Junge Töfflifahrerin schleppt drei Velos mit

Ein Velofahrer geriet unter ein entgegenkommendes Auto.
Ein Velofahrer geriet unter ein entgegenkommendes Auto. © Kapo SG
Das musste ja schief gehen: Eine 13-jährige Töfflifahrerin hat in Ebersol im Neckertal drei gleichaltrige Velofahrer mitgeschleppt. Einen links, den anderen rechts und an einem Seil hing ein weiterer, trampelfauler Kollege. Das Resultat: Zwei Velofahrer landeten im Spital.

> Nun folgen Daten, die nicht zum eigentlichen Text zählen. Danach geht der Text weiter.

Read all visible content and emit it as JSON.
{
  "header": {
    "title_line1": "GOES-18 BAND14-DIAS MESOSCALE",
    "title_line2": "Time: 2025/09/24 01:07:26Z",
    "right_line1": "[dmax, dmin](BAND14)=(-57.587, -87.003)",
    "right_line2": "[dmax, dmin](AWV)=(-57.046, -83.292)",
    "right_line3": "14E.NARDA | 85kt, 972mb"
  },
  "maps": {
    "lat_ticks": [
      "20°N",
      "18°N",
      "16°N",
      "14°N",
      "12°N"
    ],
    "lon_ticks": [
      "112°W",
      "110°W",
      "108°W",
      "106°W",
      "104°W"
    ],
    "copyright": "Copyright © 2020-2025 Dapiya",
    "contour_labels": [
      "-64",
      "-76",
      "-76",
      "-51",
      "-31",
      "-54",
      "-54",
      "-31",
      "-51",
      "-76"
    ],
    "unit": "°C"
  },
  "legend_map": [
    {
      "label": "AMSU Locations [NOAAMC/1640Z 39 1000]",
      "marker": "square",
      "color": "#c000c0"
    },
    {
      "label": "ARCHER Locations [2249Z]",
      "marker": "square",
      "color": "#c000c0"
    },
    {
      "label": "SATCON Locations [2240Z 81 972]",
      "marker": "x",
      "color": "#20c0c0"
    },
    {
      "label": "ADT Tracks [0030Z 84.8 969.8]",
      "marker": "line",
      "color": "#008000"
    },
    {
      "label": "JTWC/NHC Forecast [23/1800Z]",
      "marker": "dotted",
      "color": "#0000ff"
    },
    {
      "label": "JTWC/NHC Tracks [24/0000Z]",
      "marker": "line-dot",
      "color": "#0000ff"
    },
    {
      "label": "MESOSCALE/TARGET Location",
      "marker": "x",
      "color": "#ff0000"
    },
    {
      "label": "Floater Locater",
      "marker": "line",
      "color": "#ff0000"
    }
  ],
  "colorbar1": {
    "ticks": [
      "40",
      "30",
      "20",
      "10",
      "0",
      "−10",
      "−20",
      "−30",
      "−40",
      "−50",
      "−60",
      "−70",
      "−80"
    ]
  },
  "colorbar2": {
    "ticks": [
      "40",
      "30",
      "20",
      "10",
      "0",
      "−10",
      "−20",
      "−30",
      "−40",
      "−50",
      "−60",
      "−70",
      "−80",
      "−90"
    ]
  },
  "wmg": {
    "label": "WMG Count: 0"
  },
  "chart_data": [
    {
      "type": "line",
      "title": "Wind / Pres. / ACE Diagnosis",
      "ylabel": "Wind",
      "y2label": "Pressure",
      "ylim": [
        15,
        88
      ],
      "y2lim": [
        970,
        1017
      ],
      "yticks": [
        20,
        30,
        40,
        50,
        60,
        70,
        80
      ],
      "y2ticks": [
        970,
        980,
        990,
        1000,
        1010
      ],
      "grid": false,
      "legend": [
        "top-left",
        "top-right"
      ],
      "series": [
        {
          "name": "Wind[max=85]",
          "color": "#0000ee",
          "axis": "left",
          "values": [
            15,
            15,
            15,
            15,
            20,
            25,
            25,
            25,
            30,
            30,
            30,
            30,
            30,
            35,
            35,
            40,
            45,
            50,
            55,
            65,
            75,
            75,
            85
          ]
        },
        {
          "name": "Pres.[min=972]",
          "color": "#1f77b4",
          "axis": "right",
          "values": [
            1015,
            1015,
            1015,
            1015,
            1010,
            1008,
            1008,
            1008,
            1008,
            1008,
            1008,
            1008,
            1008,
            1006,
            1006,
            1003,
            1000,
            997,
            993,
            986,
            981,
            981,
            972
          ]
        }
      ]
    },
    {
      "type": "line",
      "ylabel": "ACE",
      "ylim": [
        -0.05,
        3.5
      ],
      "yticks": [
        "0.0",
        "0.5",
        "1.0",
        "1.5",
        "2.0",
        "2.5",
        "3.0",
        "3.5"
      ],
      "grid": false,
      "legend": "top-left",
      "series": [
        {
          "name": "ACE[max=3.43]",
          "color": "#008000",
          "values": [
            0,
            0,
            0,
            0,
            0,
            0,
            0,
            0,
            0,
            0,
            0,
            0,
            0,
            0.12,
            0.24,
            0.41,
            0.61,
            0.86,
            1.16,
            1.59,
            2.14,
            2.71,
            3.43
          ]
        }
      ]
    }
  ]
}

«Das war tatsächlich ein eher aussergewöhnliches Gespann», sagt Florian Schneider, Sprecher der Kantonspolizei St.Gallen. Die vier 13-Jährigen waren am Freitag in Richtung des kleinen abgelegenen Dörfchens Ebersol im Neckertal unterwegs, das auf einer Anhöhe liegt.

Das 13-jährige Mädchen mit dem Mofa hatte zwar einen gültigen Fahrausweis – mit einer Spezialbewilligung – die Lektion, in der gelehrt wird, dass das Angängen von Mitfahrern verboten ist, hat sie offenbar verpasst. Und auch ihre drei Kollegen hielten sich nicht an die gleichlautende Verkehrsregel für Velofahrer. «Velos und Mofas dürfen nur alleine fahren, anhängen ist verboten», sagt Schneider.

Ein Mofa mit zwei der drei angehängten Velos.

Das Mofa mit zwei der drei angehängten Velos. (Kapo SG)

Ein Jugendlicher hing am Arm auf der linken Seite, der andere auf der rechten Seite der Mofalenkerin; der dritte war an einem Abschleppseil angehängt. Das ging so lange gut, bis ein Auto entgegenkam. Der Jugendliche der auf der Strassenseite mitfuhr, hängte sich daraufhin aus, stiess aber mit dem Velofahrer hinten zusammen, der am Seil mitgezogen wurde. Beide stürzten, ein Velo geriet dabei unter das Auto des 21-jährigen Lenkers. Der Rettungswagen brachte die beiden leicht verletzten Velofahrer in Spitalpflege.

Zwei Verletzte, kaputte Velos und wohl einen Riesenschreck sind das Resultat der gewagten Mitschlepp-Aktion. «Das kann neun Mal gut gehen, aber dann geht es halt schief», sagt Schneider. Die Polizei beobachtet immer wieder solche Fälle, schreitet ab nur insofern ein, dass sie auf das Verbot hinweist.

Weil die Mitschleppaktion aber im Fall Ebersol zu einem Unfall mit Verletzten geführt hat, wird der Fall nun von der Jugendanwaltschaft übernommen. Es könnte also noch ein rechtliches Nachspiel auf die vier Jugendlichen zukommen.